1

I am new to airflow and Im trying to run a dag that references a custom operator (my_operators.py) in Airflow v1.10.14

Issue: Im getting the following error in the airflow UI:

Broken DAG: [/opt/airflow/dags/test_operator.py] No module named 'operators.my_operators'

Directory structure:

airflow
|-- dags
     |-- test_operator.py
     |-- requirements.txt
     |-- __init__.py
|-- plugins
     |--__init__.py
     |-- operators
           |-- my_operators.py
           |-- __init__.py
     |-- airflow.cfg

I am able to successfully reference and import when the operator file (my_operators.py) is directly in the "plugins" folder using

from my_operators import MyFirstOperator

or when it is under the "dags/operators/" directory using

from operators.my_operators import MyFirstOperator

But not when its in the "plugins/operators/" directory. Seems like it cannot detect the "operators" folder in "plugins" directory but does in "dags" directory. What am I doing wrong?

Additional Context:

Dag file content:

from datetime import datetime
from airflow import DAG
from airflow.operators.dummy_operator import DummyOperator
from operators.my_operators import MyFirstOperator
 
 
dag = DAG('my_test_dag', description='Another tutorial DAG',
          schedule_interval='0 12 * * *',
          start_date=datetime(2019, 5, 29), catchup=False)
 
dummy_task = DummyOperator(task_id='dummy_task', dag=dag)
 
operator_task = MyFirstOperator(my_operator_param='This is a test.',
                                task_id='my_first_operator_task', dag=dag)
 
dummy_task >> operator_task

Custom operator file content:

import logging
 
from airflow.models import BaseOperator
from airflow.utils.decorators import apply_defaults
 
log = logging.getLogger(__name__)
 
class MyFirstOperator(BaseOperator):
 
    @apply_defaults
    def __init__(self, my_operator_param, *args, **kwargs):
        self.operator_param = my_operator_param
        super(MyFirstOperator, self).__init__(*args, **kwargs)
 
    def execute(self, context):
        log.info("Hello World!")
        log.info('operator_param: %s', self.operator_param)

requirements.txt content:

flask-bcrypt==0.7.1
apache-airflow==1.10.14

All "init.py" files are empty

I tried following along with the answer provided in the following post with no success: Can't import Airflow plugins

jorgeavelar98
  • 75
  • 1
  • 9

2 Answers2

2

I think you're confused on the {AIRFLOW_HOME}/plugins directory.

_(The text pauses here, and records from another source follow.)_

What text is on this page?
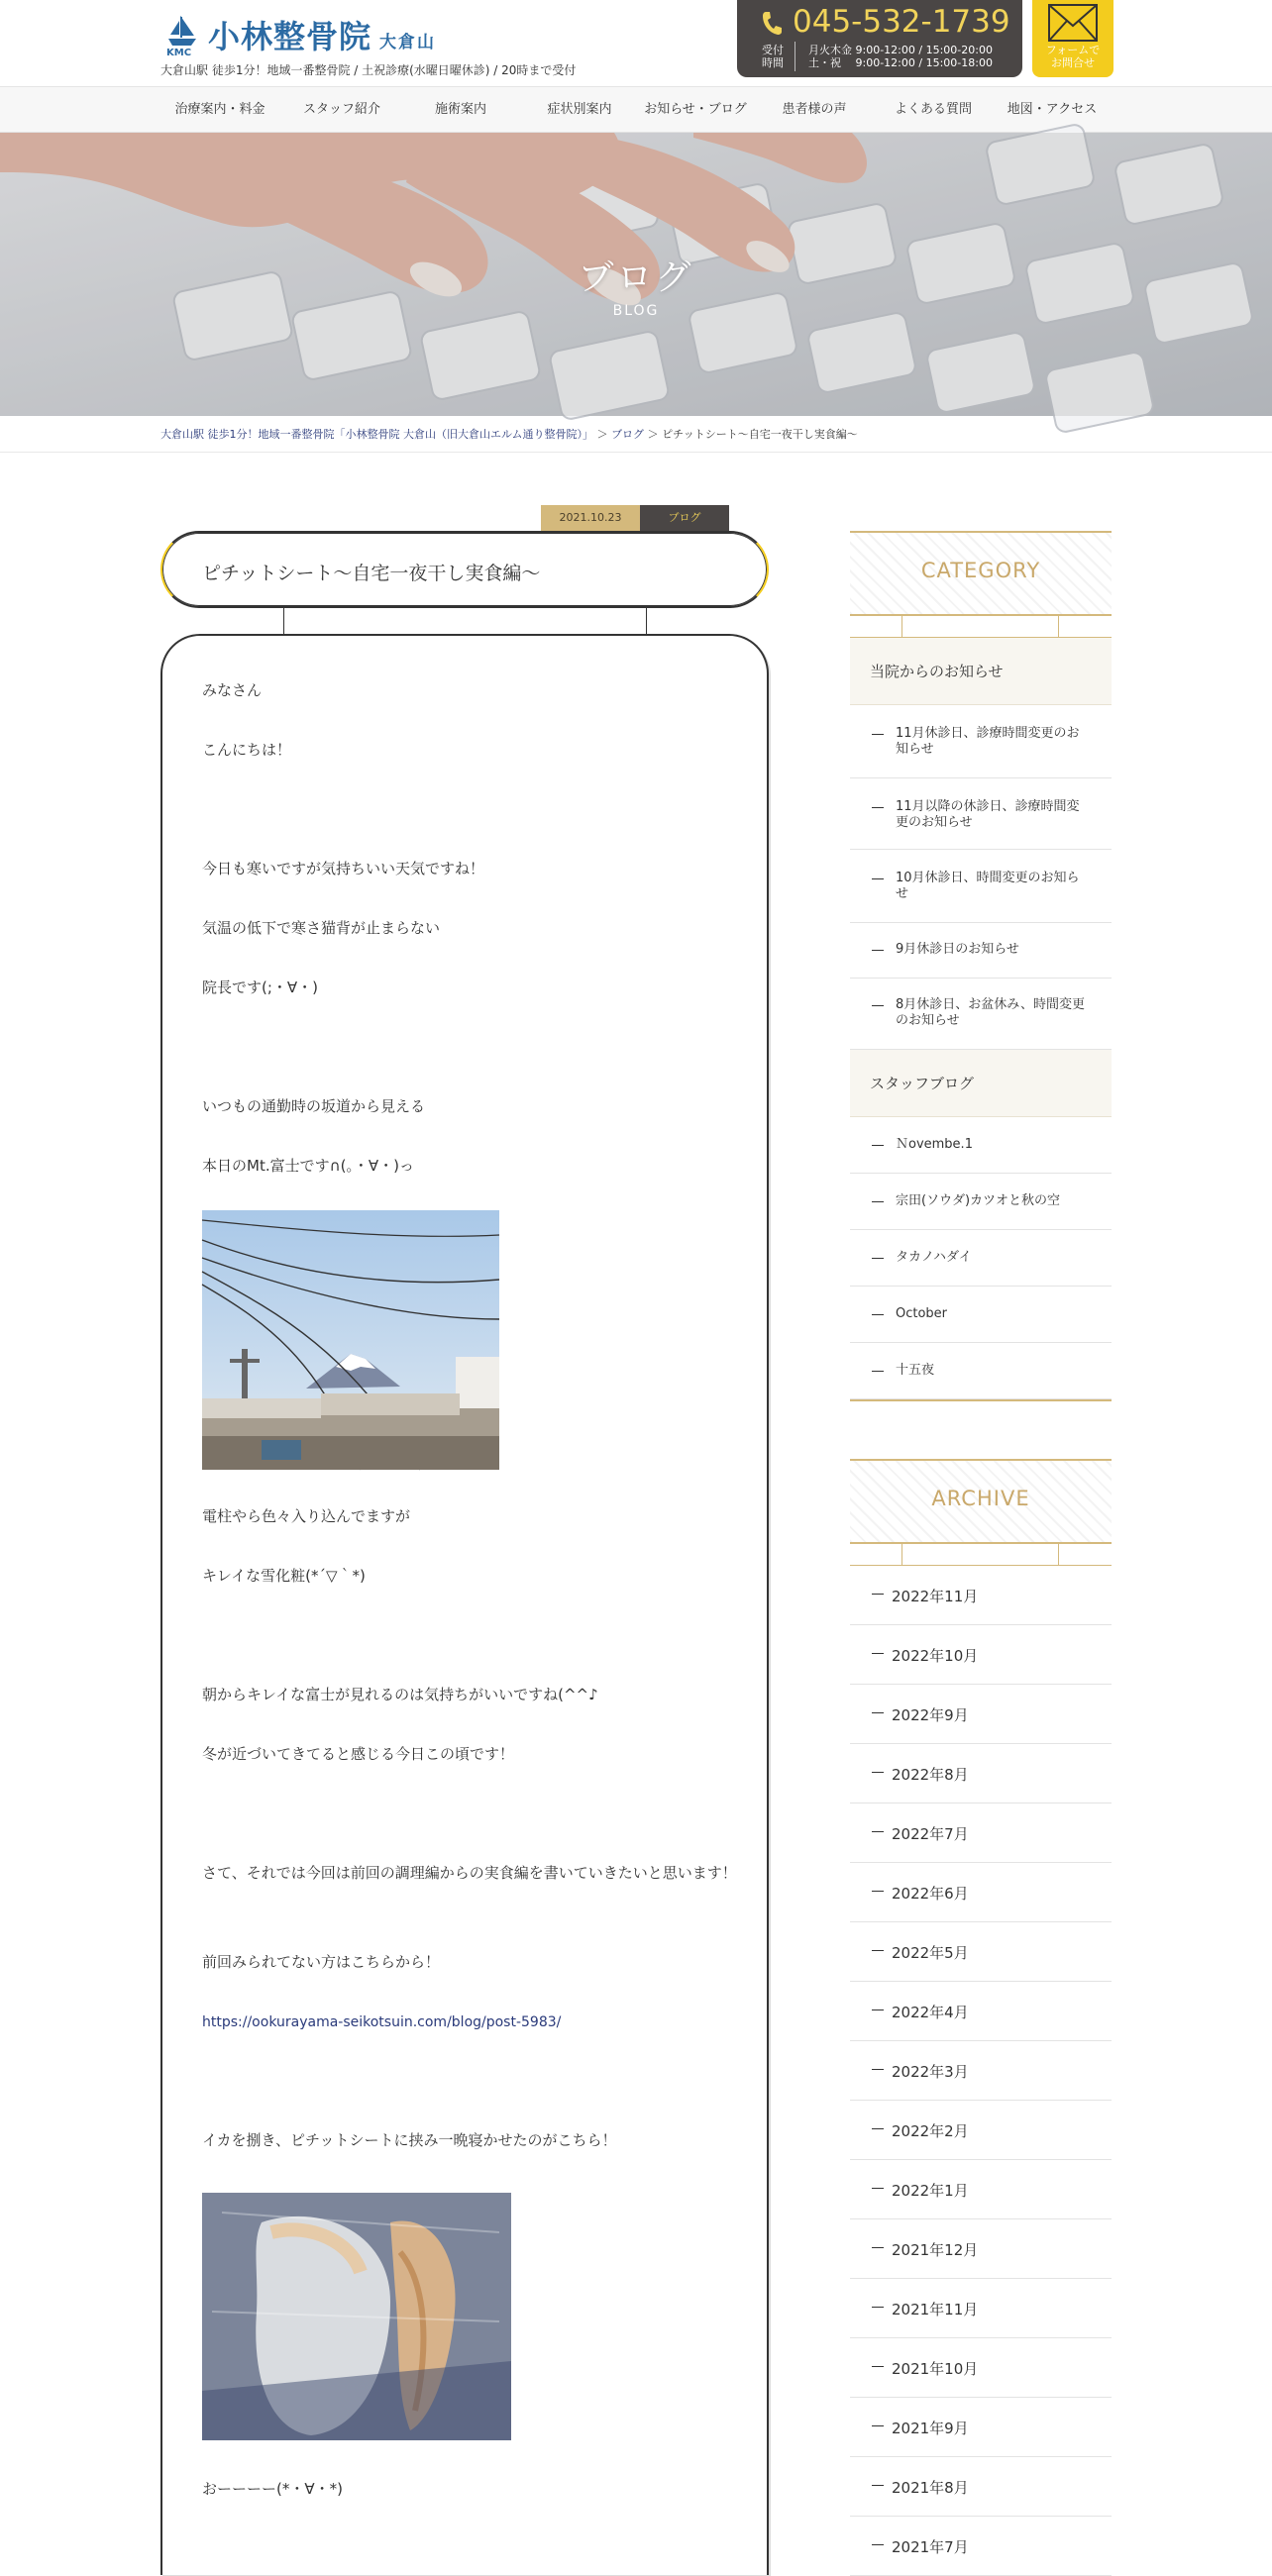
KMC 小林整骨院 大倉山
大倉山駅 徒歩1分！地域一番整骨院 / 土祝診療(水曜日曜休診) / 20時まで受付
045-532-1739
受付
時間
月火木金 9:00-12:00 / 15:00-20:00
土・祝　 9:00-12:00 / 15:00-18:00
フォームで
お問合せ
治療案内・料金	スタッフ紹介	施術案内	症状別案内	お知らせ・ブログ	患者様の声	よくある質問	地図・アクセス
ブログ
BLOG
大倉山駅 徒歩1分！地域一番整骨院「小林整骨院 大倉山（旧大倉山エルム通り整骨院）」 ＞ ブログ ＞ ピチットシート～自宅一夜干し実食編～
2021.10.23	ブログ
ピチットシート～自宅一夜干し実食編～
みなさん
こんにちは！
今日も寒いですが気持ちいい天気ですね！
気温の低下で寒さ猫背が止まらない
院長です(;・∀・)
いつもの通勤時の坂道から見える
本日のMt.富士です∩(。・∀・)っ
電柱やら色々入り込んでますが
キレイな雪化粧(*´▽｀*)
朝からキレイな富士が見れるのは気持ちがいいですね(^^♪
冬が近づいてきてると感じる今日この頃です！
さて、それでは今回は前回の調理編からの実食編を書いていきたいと思います！
前回みられてない方はこちらから！
https://ookurayama-seikotsuin.com/blog/post-5983/
イカを捌き、ピチットシートに挟み一晩寝かせたのがこちら！
おーーーー(*・∀・*)
CATEGORY
当院からのお知らせ
11月休診日、診療時間変更のお知らせ
11月以降の休診日、診療時間変更のお知らせ
10月休診日、時間変更のお知らせ
9月休診日のお知らせ
8月休診日、お盆休み、時間変更のお知らせ
スタッフブログ
Ｎovembe.1
宗田(ソウダ)カツオと秋の空
タカノハダイ
October
十五夜
ARCHIVE
2022年11月
2022年10月
2022年9月
2022年8月
2022年7月
2022年6月
2022年5月
2022年4月
2022年3月
2022年2月
2022年1月
2021年12月
2021年11月
2021年10月
2021年9月
2021年8月
2021年7月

Plugins don't function like it would do if you placed your custom operator in {AIRFLOW_HOME}/dags or {AIRFLOW_HOME}/data.

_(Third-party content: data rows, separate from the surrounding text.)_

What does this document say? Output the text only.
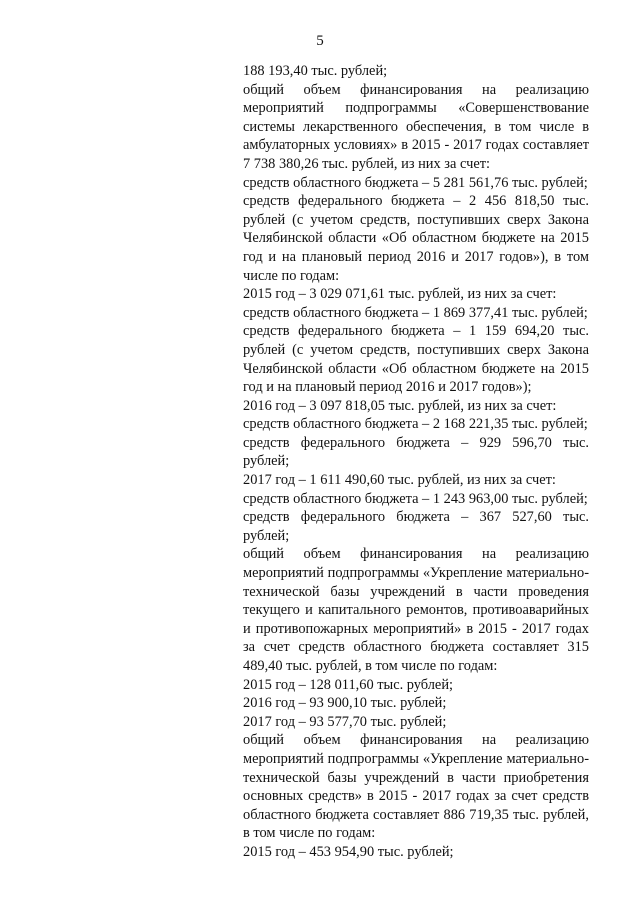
5

188 193,40 тыс. рублей;

общий объем финансирования на реализацию мероприятий подпрограммы «Совершенствование системы лекарственного обеспечения, в том числе в амбулаторных условиях» в 2015 - 2017 годах составляет 7 738 380,26 тыс. рублей, из них за счет:

средств областного бюджета – 5 281 561,76 тыс. рублей;

средств федерального бюджета – 2 456 818,50 тыс. рублей (с учетом средств, поступивших сверх Закона Челябинской области «Об областном бюджете на 2015 год и на плановый период 2016 и 2017 годов»), в том числе по годам:

2015 год – 3 029 071,61 тыс. рублей, из них за счет:

средств областного бюджета – 1 869 377,41 тыс. рублей;

средств федерального бюджета – 1 159 694,20 тыс. рублей (с учетом средств, поступивших сверх Закона Челябинской области «Об областном бюджете на 2015 год и на плановый период 2016 и 2017 годов»);

2016 год – 3 097 818,05 тыс. рублей, из них за счет:

средств областного бюджета – 2 168 221,35 тыс. рублей;

средств федерального бюджета – 929 596,70 тыс. рублей;

2017 год – 1 611 490,60 тыс. рублей, из них за счет:

средств областного бюджета – 1 243 963,00 тыс. рублей;

средств федерального бюджета – 367 527,60 тыс. рублей;

общий объем финансирования на реализацию мероприятий подпрограммы «Укрепление материально-технической базы учреждений в части проведения текущего и капитального ремонтов, противоаварийных и противопожарных мероприятий» в 2015 - 2017 годах за счет средств областного бюджета составляет 315 489,40 тыс. рублей, в том числе по годам:

2015 год – 128 011,60 тыс. рублей;

2016 год – 93 900,10 тыс. рублей;

2017 год – 93 577,70 тыс. рублей;

общий объем финансирования на реализацию мероприятий подпрограммы «Укрепление материально-технической базы учреждений в части приобретения основных средств» в 2015 - 2017 годах за счет средств областного бюджета составляет 886 719,35 тыс. рублей, в том числе по годам:

2015 год – 453 954,90 тыс. рублей;
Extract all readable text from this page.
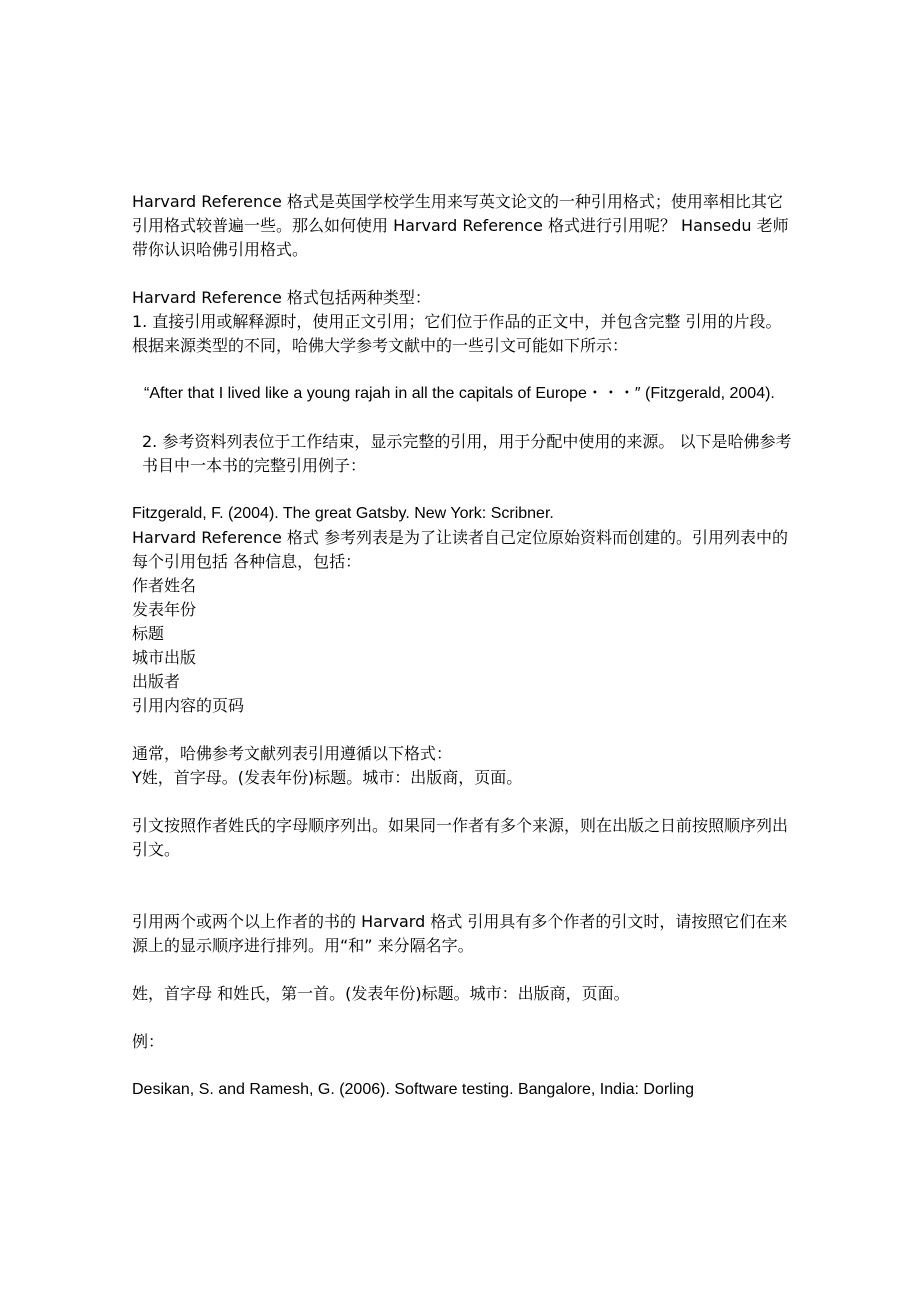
Harvard Reference 格式是英国学校学生用来写英文论文的一种引用格式；使用率相比其它引用格式较普遍一些。那么如何使用 Harvard Reference 格式进行引用呢？ Hansedu 老师带你认识哈佛引用格式。

Harvard Reference 格式包括两种类型：

1. 直接引用或解释源时，使用正文引用；它们位于作品的正文中，并包含完整 引用的片段。

根据来源类型的不同，哈佛大学参考文献中的一些引文可能如下所示：

“After that I lived like a young rajah in all the capitals of Europe・・・″ (Fitzgerald, 2004).

2. 参考资料列表位于工作结束，显示完整的引用，用于分配中使用的来源。 以下是哈佛参考书目中一本书的完整引用例子：

Fitzgerald, F. (2004). The great Gatsby. New York: Scribner.

Harvard Reference 格式 参考列表是为了让读者自己定位原始资料而创建的。引用列表中的每个引用包括 各种信息，包括：

作者姓名

发表年份

标题

城市出版

出版者

引用内容的页码

通常，哈佛参考文献列表引用遵循以下格式：

Y姓，首字母。(发表年份)标题。城市：出版商，页面。

引文按照作者姓氏的字母顺序列出。如果同一作者有多个来源，则在出版之日前按照顺序列出引文。

引用两个或两个以上作者的书的 Harvard 格式 引用具有多个作者的引文时，请按照它们在来源上的显示顺序进行排列。用“和” 来分隔名字。

姓，首字母 和姓氏，第一首。(发表年份)标题。城市：出版商，页面。

例：

Desikan, S. and Ramesh, G. (2006). Software testing. Bangalore, India: Dorling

When you place custom code in either of these two directories, you can declare any arbitrary Python code that can be shared between DAGs. This could be an operator, a default default_args dictionary that you might want multiple DAGs to share etc.

The documentation for Airflow 1 for this is here (in Airflow 2 the documentation has been changed to make it much clearer how Airflow uses these directories when you want to add custom code).

Your plugin needs to define the AirflowPlugin class. When you implement this class your Operator will be integrated into Airflow - it's import path will be (assuming you define the plugin as my_custom_plugin in AirflowPlugin:

from airflow.operators.my_custom_plugin import MyFirstOperator

You cannot declare arbitrary Python code to share between DAGs when using plugins - it has to implement this class and implement all the required methods for your custom Airflow plugin (whether it's a Hook, Sensor, Operator etc).

Check out the documentation for Plugins in Airflow 1 here - this example shows you exactly what you need to implement.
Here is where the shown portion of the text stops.